How did a Jewish kid from the Bronx wind up playing saxophone around the world with Latin jazz legend Tito Puente?
The story of Mitch Frohman is one of the many fascinating tales featured in the new special “Mambo Legends: The Music Never Ends,” directed by Mari Keiko Gonzalez and streaming now on PBS.org.
The film profiles several musicians who are committed to keeping the music of the great Cuban bandleaders — Machito, Tito Puente and Tito Rodriguez — alive for fans and future generations.
Frohman, a seven-time Grammy Award winner, is considered to be one of the top saxophonist/flutists in the music industry. For 25 years, he was a soloist with the Tito Puento Orchestra & Latin-Jazz Ensemble. These days, Frohman is the sax/flute soloist of The Mambo Legends Orchestra, founded by the former all-stars of the Tito Puente Orchestra.
“Tito played for everybody– from kings and queens and all types of ethnic groups and colors and races and creeds,” he told Kveller. “And for the poorest of the poor to the richest of the rich and everybody in between. That was kind of the beauty of this era that we did.”
A Bronx native, Frohman had a love of music from a very early age.
“My parents had an accordion in the house when I was very, very little, and I remember taking a few lessons and playing it, and playing the xylophone and glockenspiel in some of the school plays, and started the saxophone in junior high school. The schools then had music programs, which is not the case now, and I auditioned for the band.”
Frohman’s parents weren’t overly religious, but his family did like to follow Jewish customs, especially with their parents. During the PBS special, Frohman jokes that his parents were like the “Jewish Jeffersons,” moving from where they grew up in the South Bronx to Pelham Parkway when he was born, then to Riverdale where he graduated from college.
Frohman was very close with all four of his grandparents, who all lived in the Bronx. “I was bar mitzvahed, as was so many of the Jewish kids in my neighborhood. And when my grandparents were alive, we went over to their house for the Passover seders and stuff like that. But as each one passed away, I was a little less observant.”
After he graduated from college, Frohman kept looking for bands he could gig with — doing everything from performing at a bar mitzvah to a nightclub. He got work in the Borscht Belt, at a few of the Catskills Mountains resorts.
“I remember it was myself and a piano player, just playing some background music for the older crowd. We would finish by midnight, and then I would go down the road to watch conga drummer Joe Cuba at the Pines Hotel, who let me sit in with his band.”

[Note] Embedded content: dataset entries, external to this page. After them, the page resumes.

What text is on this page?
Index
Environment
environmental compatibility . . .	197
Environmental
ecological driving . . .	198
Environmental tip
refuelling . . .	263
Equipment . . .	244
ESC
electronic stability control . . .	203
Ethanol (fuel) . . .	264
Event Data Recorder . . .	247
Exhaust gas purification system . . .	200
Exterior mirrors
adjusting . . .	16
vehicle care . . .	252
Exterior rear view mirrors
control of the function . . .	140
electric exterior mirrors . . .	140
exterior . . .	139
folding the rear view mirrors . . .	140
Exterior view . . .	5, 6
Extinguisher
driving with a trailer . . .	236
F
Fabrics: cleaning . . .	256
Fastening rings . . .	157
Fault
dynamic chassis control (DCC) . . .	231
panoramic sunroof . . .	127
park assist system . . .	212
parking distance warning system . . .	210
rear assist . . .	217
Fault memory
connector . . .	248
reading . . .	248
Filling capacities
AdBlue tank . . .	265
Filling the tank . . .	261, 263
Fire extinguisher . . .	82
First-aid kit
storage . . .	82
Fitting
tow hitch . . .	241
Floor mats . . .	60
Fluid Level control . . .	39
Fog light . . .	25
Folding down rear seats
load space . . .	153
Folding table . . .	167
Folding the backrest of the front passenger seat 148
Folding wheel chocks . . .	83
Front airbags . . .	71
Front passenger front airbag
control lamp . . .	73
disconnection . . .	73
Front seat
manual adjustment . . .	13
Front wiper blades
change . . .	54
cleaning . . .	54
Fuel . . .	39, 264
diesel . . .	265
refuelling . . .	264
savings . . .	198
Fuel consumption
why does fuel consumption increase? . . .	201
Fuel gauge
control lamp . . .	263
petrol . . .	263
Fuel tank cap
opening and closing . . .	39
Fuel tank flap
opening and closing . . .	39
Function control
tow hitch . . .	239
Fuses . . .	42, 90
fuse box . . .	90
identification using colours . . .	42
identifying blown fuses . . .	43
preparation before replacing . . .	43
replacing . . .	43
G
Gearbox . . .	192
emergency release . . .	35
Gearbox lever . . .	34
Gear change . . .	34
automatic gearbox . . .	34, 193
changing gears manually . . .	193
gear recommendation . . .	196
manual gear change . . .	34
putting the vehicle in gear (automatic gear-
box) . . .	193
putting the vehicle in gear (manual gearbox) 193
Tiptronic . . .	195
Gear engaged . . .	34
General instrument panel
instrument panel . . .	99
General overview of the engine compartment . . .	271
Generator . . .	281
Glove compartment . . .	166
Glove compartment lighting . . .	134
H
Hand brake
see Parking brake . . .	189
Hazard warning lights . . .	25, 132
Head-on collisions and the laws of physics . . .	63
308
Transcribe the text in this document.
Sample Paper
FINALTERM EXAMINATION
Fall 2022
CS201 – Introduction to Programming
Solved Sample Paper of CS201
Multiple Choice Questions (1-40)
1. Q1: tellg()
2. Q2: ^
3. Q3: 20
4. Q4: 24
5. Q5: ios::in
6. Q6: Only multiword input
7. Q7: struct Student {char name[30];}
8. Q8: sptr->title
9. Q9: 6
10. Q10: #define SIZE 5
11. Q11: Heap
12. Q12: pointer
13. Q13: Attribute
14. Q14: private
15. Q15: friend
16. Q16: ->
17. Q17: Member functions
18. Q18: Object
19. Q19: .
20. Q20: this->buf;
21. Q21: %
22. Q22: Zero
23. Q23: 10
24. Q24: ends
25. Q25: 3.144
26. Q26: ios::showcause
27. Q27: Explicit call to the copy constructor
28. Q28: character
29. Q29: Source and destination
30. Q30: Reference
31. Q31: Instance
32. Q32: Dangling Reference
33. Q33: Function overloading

Frohman found out Tito Puente’s band worked all the time and needed subs. “I introduced myself to Jimmy Frisaura, when I found out one night where Tito was playing. Jimmy was the original trumpet player and Tito’s partner and manager of the band, and he invited me to sit in with them, learning the music.”
After just a few months, Puente’s band called him to play on a paying gig, which shocked and excited Frohman.
Performing with Puente was a life-changing, magical experience. “We traveled and played all over the world while sharing our culture with many other people. I became the regular sub on both alto saxophone and tenor saxophone. And then after subbing regularly for a year, somebody left and they asked me to join the band, and I was with Tito’s band for 25 years! He was a musical genius!”
After watching the documentary, Frohman hopes viewers will have a new appreciation for this kind of Latin music.
“It is my hope that audiences will enjoy learning about the history of this era, which didn’t just start when the word salsa came into vogue. It’s important to continue to educate the world by spreading the word about this culture.”
Frohman has played all types of music, recording with Paul Simon, Cindy Lauper and David Byrne from The Talking Heads. And as it turns out, he’s also the saxophone soloist for the iconic theme music of the HBO television series, “Sex and The City.”
“After the show came out — I didn’t have HBO at the time — a friend of mine that did have the network called me and said, ‘I’ve been watching this TV show, and the saxophone solo on the theme music sounds like you. Did you ever do this recording for these people?’ And I listened, and knew it was something I worked on.”
Frohman said that while that gig has been good for his bio, publicity, bands and for him personally, “the frustrating thing is to not have received the proper royalty fees around the music, which is still being played somewhere in the world every day and has been for the last 25+ years.”
Nevertheless, Frohman makes the most of the situation, as he continues to play with joy wherever he appears.
“Mambo Legends: The Music Never Ends” is available on all station-branded PBS platforms, including PBS.org and the PBS app.